I ate the most delicious cherries the other day. I only buy cherries if they’re from neighbouring British Columbia, and I make a point of stuffing myself when they’re in season.
Eating cherries always makes me think of my Kamloops family. Kamloops, B.C., is where my dad’s oldest sister lived.
Every summer, my Auntie Jessie would send us prairie kinsfolk cases and cases of cherries and apricots and plums. These were surplus from the orchard our green-thumbed Uncle Dan had planted around their house. Such deliciousness! Us kids would pig out, and Mama would preserve the rest in half-gallon jars so we would have fruit all winter.
Did you know that cherry comes from the Middle English word cherise or cheris? People assumed that cheris must be plural, and that the singular was cheri—or cherry, as we spell it now.
Fossil records show that humans have been eating cherries since the Stone Age, but the sweet cherries we know today were brought to North America in the 1600s. In British Columbia, commercial cherry-growing dates to 1892. This was when Lord and Lady Aberdeen planted orchards on land they had purchased in the Okanagan Valley.
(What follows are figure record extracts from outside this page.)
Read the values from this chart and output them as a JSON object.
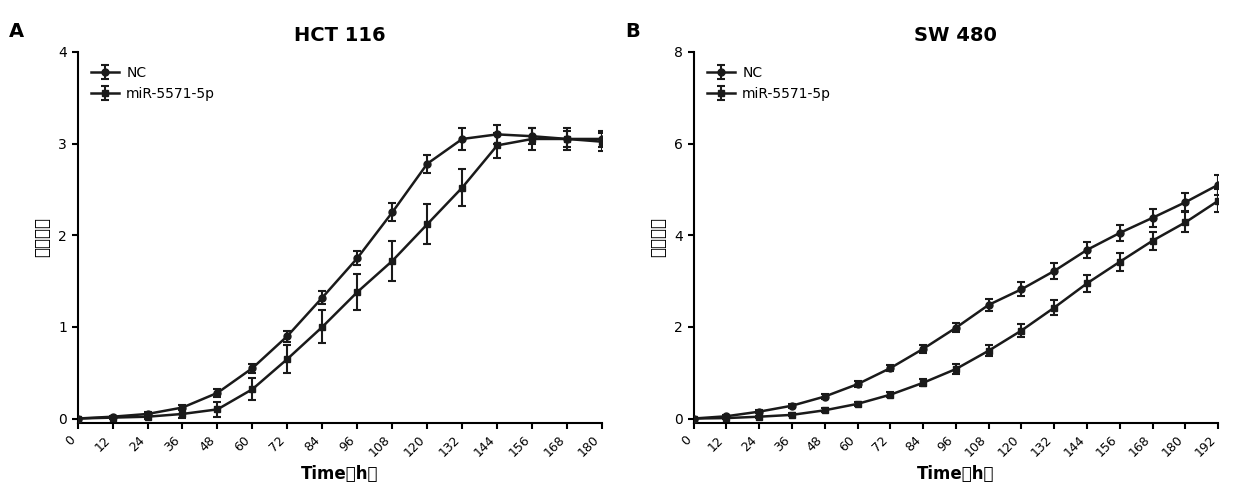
{
  "panel_A": {
    "title": "HCT 116",
    "label": "A",
    "xlabel": "Time（h）",
    "ylabel": "细胞指数",
    "xlim": [
      0,
      180
    ],
    "ylim": [
      -0.05,
      4
    ],
    "yticks": [
      0,
      1,
      2,
      3,
      4
    ],
    "xticks": [
      0,
      12,
      24,
      36,
      48,
      60,
      72,
      84,
      96,
      108,
      120,
      132,
      144,
      156,
      168,
      180
    ],
    "NC": {
      "x": [
        0,
        12,
        24,
        36,
        48,
        60,
        72,
        84,
        96,
        108,
        120,
        132,
        144,
        156,
        168,
        180
      ],
      "y": [
        0,
        0.02,
        0.05,
        0.12,
        0.28,
        0.55,
        0.9,
        1.32,
        1.75,
        2.25,
        2.78,
        3.05,
        3.1,
        3.08,
        3.05,
        3.05
      ],
      "yerr": [
        0.01,
        0.01,
        0.02,
        0.03,
        0.04,
        0.05,
        0.06,
        0.07,
        0.08,
        0.1,
        0.1,
        0.12,
        0.1,
        0.09,
        0.09,
        0.09
      ]
    },
    "miR": {
      "x": [
        0,
        12,
        24,
        36,
        48,
        60,
        72,
        84,
        96,
        108,
        120,
        132,
        144,
        156,
        168,
        180
      ],
      "y": [
        0,
        0.01,
        0.02,
        0.05,
        0.1,
        0.32,
        0.65,
        1.0,
        1.38,
        1.72,
        2.12,
        2.52,
        2.98,
        3.05,
        3.05,
        3.02
      ],
      "yerr": [
        0.01,
        0.01,
        0.02,
        0.04,
        0.08,
        0.12,
        0.15,
        0.18,
        0.2,
        0.22,
        0.22,
        0.2,
        0.14,
        0.12,
        0.12,
        0.1
      ]
    }
  },
  "panel_B": {
    "title": "SW 480",
    "label": "B",
    "xlabel": "Time（h）",
    "ylabel": "细胞指数",
    "xlim": [
      0,
      192
    ],
    "ylim": [
      -0.1,
      8
    ],
    "yticks": [
      0,
      2,
      4,
      6,
      8
    ],
    "xticks": [
      0,
      12,
      24,
      36,
      48,
      60,
      72,
      84,
      96,
      108,
      120,
      132,
      144,
      156,
      168,
      180,
      192
    ],
    "NC": {
      "x": [
        0,
        12,
        24,
        36,
        48,
        60,
        72,
        84,
        96,
        108,
        120,
        132,
        144,
        156,
        168,
        180,
        192
      ],
      "y": [
        0,
        0.05,
        0.15,
        0.28,
        0.48,
        0.75,
        1.1,
        1.52,
        1.98,
        2.48,
        2.82,
        3.22,
        3.68,
        4.05,
        4.38,
        4.72,
        5.1
      ],
      "yerr": [
        0.01,
        0.02,
        0.03,
        0.04,
        0.05,
        0.06,
        0.07,
        0.08,
        0.1,
        0.13,
        0.15,
        0.18,
        0.18,
        0.18,
        0.2,
        0.2,
        0.22
      ]
    },
    "miR": {
      "x": [
        0,
        12,
        24,
        36,
        48,
        60,
        72,
        84,
        96,
        108,
        120,
        132,
        144,
        156,
        168,
        180,
        192
      ],
      "y": [
        0,
        0.01,
        0.04,
        0.08,
        0.18,
        0.32,
        0.52,
        0.78,
        1.08,
        1.48,
        1.92,
        2.42,
        2.95,
        3.42,
        3.88,
        4.28,
        4.75
      ],
      "yerr": [
        0.01,
        0.01,
        0.02,
        0.03,
        0.04,
        0.05,
        0.06,
        0.08,
        0.1,
        0.12,
        0.14,
        0.17,
        0.18,
        0.2,
        0.2,
        0.22,
        0.25
      ]
    }
  },
  "line_color": "#1a1a1a",
  "background_color": "#ffffff",
  "legend_NC": "NC",
  "legend_miR": "miR-5571-5p"
}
Sweet cherries come many varieties, but the ones I love best are the big, purply-red Bings. Bing cherries take their name from Ah Bing, the big (over 6 feet tall) Manchu immigrant who helped to propagate them in the 1870s.
Bing was an orchard foreman for the Lewelling family, Quaker abolitionists who farmed in Oregon. He worked for the Lewellings for more than 30 years, supervising a crew of 30 and sending money home to his wife and children in northern China.
In 1889, Bing went back to China for a visit. The 1882 Chinese Exclusion Act made it impossible for him to return to the United States.
The sweet cherries named for Ah Bing are still popular. But Canada is also a leading producer of sour cherries (also called tart cherries), which are plenty sweet enough for me.
Sour cherries are called вишні (VESH-nyee) in Ukrainian. I’ve never seen them in stores, but I’m lucky to have a generous friend who shares the bounty of her sour cherry tree.
Which brings me back to pies.
The other day I substituted sour cherries for strawberries in what was supposed to be a rhubarb-strawberry pie. Scrumptious! You should try it!
Tis the season, after all.
 Lord Aberdeen (John Campbell Hamilton-Gordon) served as Canada’s Governor General from 1893 to 1898. Lady Aberdeen, Ishbel Maria Majoribanks, established the National Council of Women of Canada in 1893 and Canada’s Victorian Order of Nurses in 1897.